To a large extent, however, the history of that 2009 game has been retrofitted in the ensuing years.
It was an upset in the context of historical precedent, but USF was no pushover at the time. Six members of the Bulls' defense that held Florida State to just 19 yards rushing and seven points went on to NFL careers, including All-Pro defensive end Jason Pierre-Paul.
"My statement after the game was, 'Boy, they're better than I thought they were,'" said Bobby Bowden, who was replaced as FSU's coach after the 2009 season. "I knew they were good, but they were even better."
Tallahassee native B.J. Daniels was the breakout star of the game, but the freshman quarterback actually completed just eight passes. Two went for more than 70 yards, and he torched the Seminoles on the ground.
And the truth was, Florida State simply wasn't that good. The talent on the roster was exaggerated, and the chemistry in the locker room was fractured.
"Our mentality, we weren't taking them as seriously as we should've," said Everett Dawkins, the only member of the FSU team now who started that 2009 game against USF. "It was definitely a turning point back then, that day."
Things changed in the aftermath, but the immediate impact was more tempered.
The locker room after the game was somber, Vince Williams remembers, but it didn't feel like a watershed moment. It simply felt like another loss -- and the Seminoles had endured their share in recent seasons.
The fallout among the fan base was immense, however, and suddenly the once proud FSU brand was an in-state joke.
"Everybody was like, 'We're horrible now, and we're the fourth-best team in the state of Florida,' " Williams said. "That's what I remember."
When the team regrouped for practice the following week, the Seminoles were still in a state of shock.
It was a splintered locker room. It had been for a while, Dustin Hopkins said, but the loss only exacerbated the problems.
Florida State lost its next two games and finished the regular season 6-6. At year's end, the tide of support for Bowden had turned, and the longtime coach was ushered out, with coach-in-waiting Jimbo Fisher ascending to the throne. The ensuing seasons haven't been perfect, but Fisher has worked to right the ship, starting with the internal culture of the team.
The locker room was reorganized, mixing offensive and defensive players, putting big guys next to little guys to eliminate the cliques. It's now mandatory for players to eat meals together as a team. More off-the-field team functions were scheduled, and a team unity council was developed.
"There's a lot of little things we tried to do," Fisher said. "Our program is in a little different situation right now. It's a different culture, mentality. I like where we're at."
Where they are is riding high, fresh off an emphatic win over No. 10 Clemson. The Tigers were the highest-ranked team the Seminoles have beaten since they toppled No. 7 BYU on Sept. 19, 2009 -- just seven days before USF came to town.

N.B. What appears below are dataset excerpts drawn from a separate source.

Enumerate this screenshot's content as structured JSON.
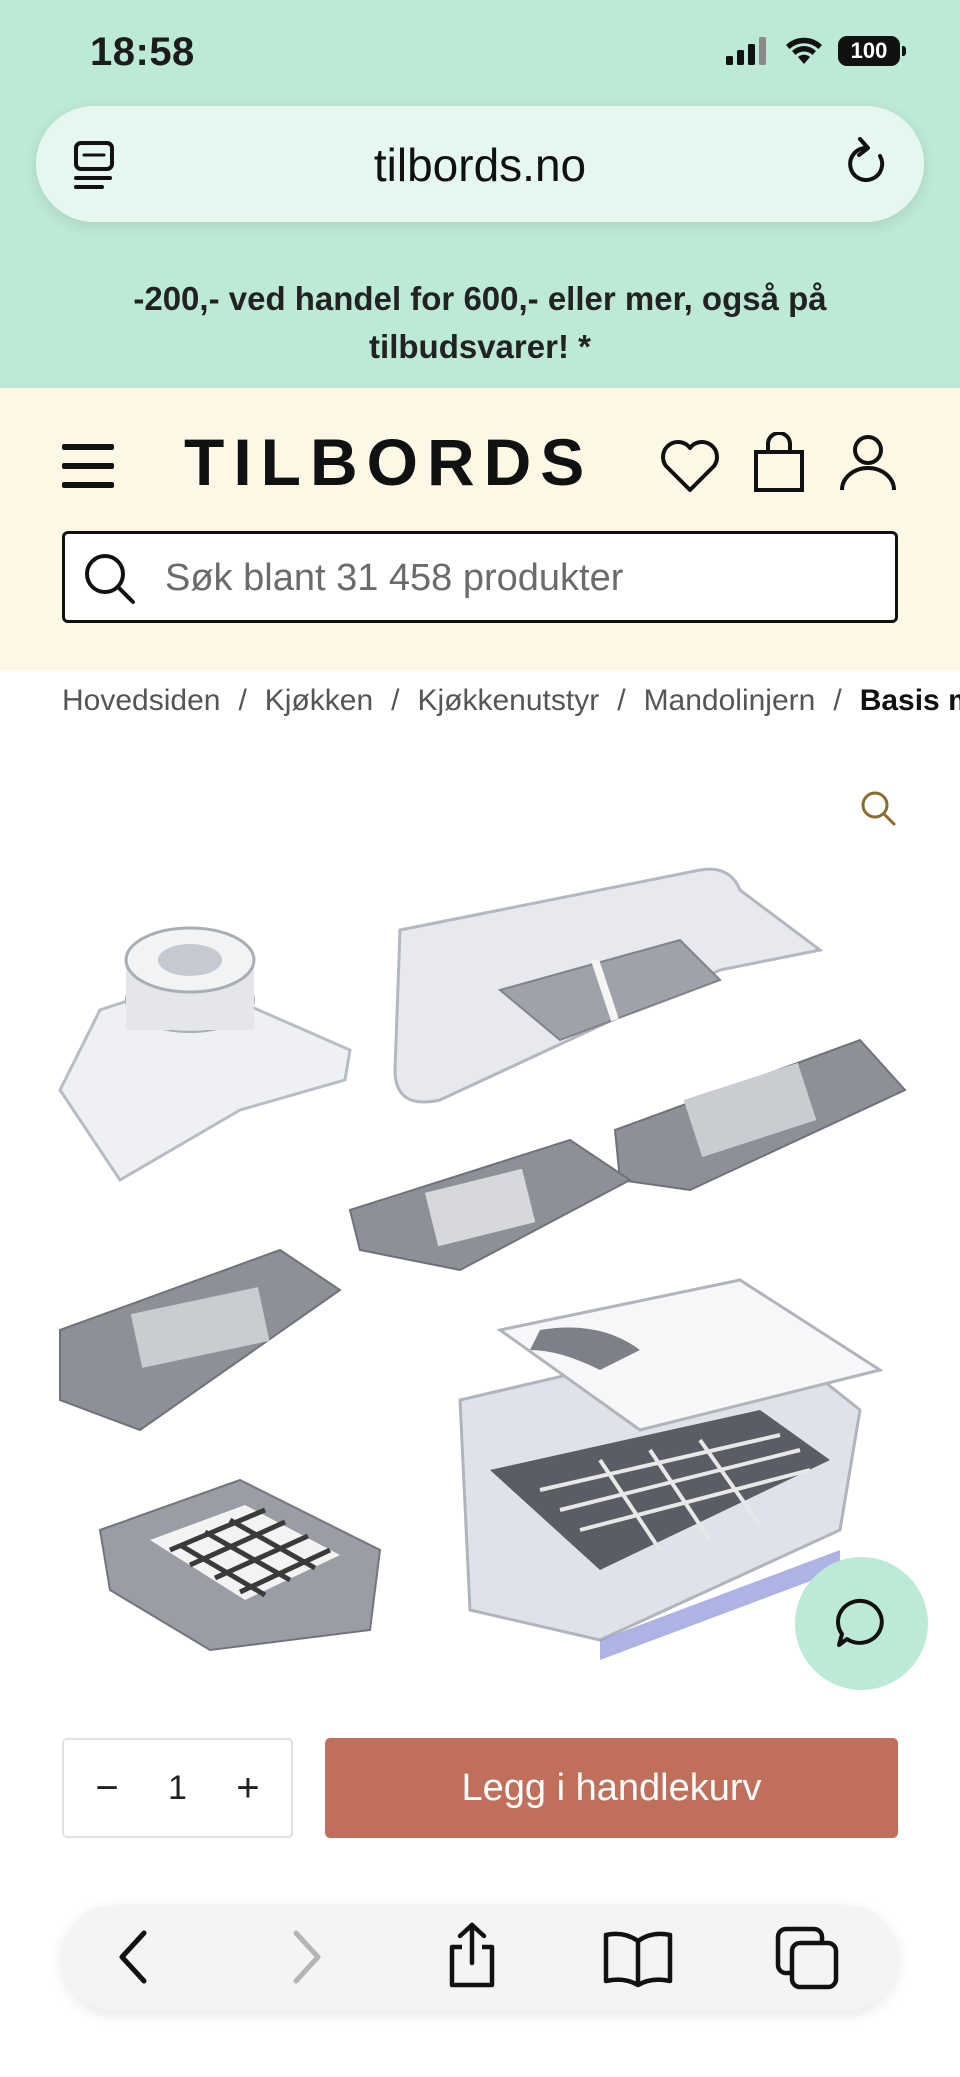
{
  "status_bar": {
    "time": "18:58",
    "battery": "100"
  },
  "browser": {
    "url": "tilbords.no"
  },
  "promo": {
    "text": "-200,- ved handel for 600,- eller mer, også på tilbudsvarer! *"
  },
  "header": {
    "logo": "TILBORDS",
    "search_placeholder": "Søk blant 31 458 produkter"
  },
  "breadcrumb": {
    "items": [
      "Hovedsiden",
      "Kjøkken",
      "Kjøkkenutstyr",
      "Mandolinjern"
    ],
    "current": "Basis ma",
    "separator": "/"
  },
  "product": {
    "quantity": "1",
    "minus": "−",
    "plus": "+",
    "add_to_cart": "Legg i handlekurv"
  },
  "colors": {
    "mint": "#bde9d7",
    "cream": "#fdf7e5",
    "cta": "#c06f5b"
  },
  "icons": [
    "reader-icon",
    "reload-icon",
    "menu-icon",
    "heart-icon",
    "bag-icon",
    "user-icon",
    "search-icon",
    "zoom-icon",
    "chat-icon",
    "back-icon",
    "forward-icon",
    "share-icon",
    "bookmarks-icon",
    "tabs-icon"
  ]
}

It's an eerie similarity in a week already filled with too many bad memories, but this year really is different, Hopkins insists.
Four years ago, little attention was given to the upstarts from USF. This week, Hopkins found teammates all over campus sitting in front of computers or staring at iPads, watching film in preparation for the game.
"We can say all we want about how mature we are, but we really don't know until Saturday," Hopkins said. "But I have faith in our guys. I see the focus there."
And that's why this week can't be about revenge or retribution or redemption.
Yes, Florida State's seniors remember what happened four years ago, but they also remember why it happened. A win Saturday will be meaningful, but not because it exorcises the demons of 2009. It will be important because it's the next step to their goals for 2012.
"We just want to beat everybody -- very badly," Williams said. "It's not like we're going to kill them because they're USF. We want to kill them because they're next. That's just how it is."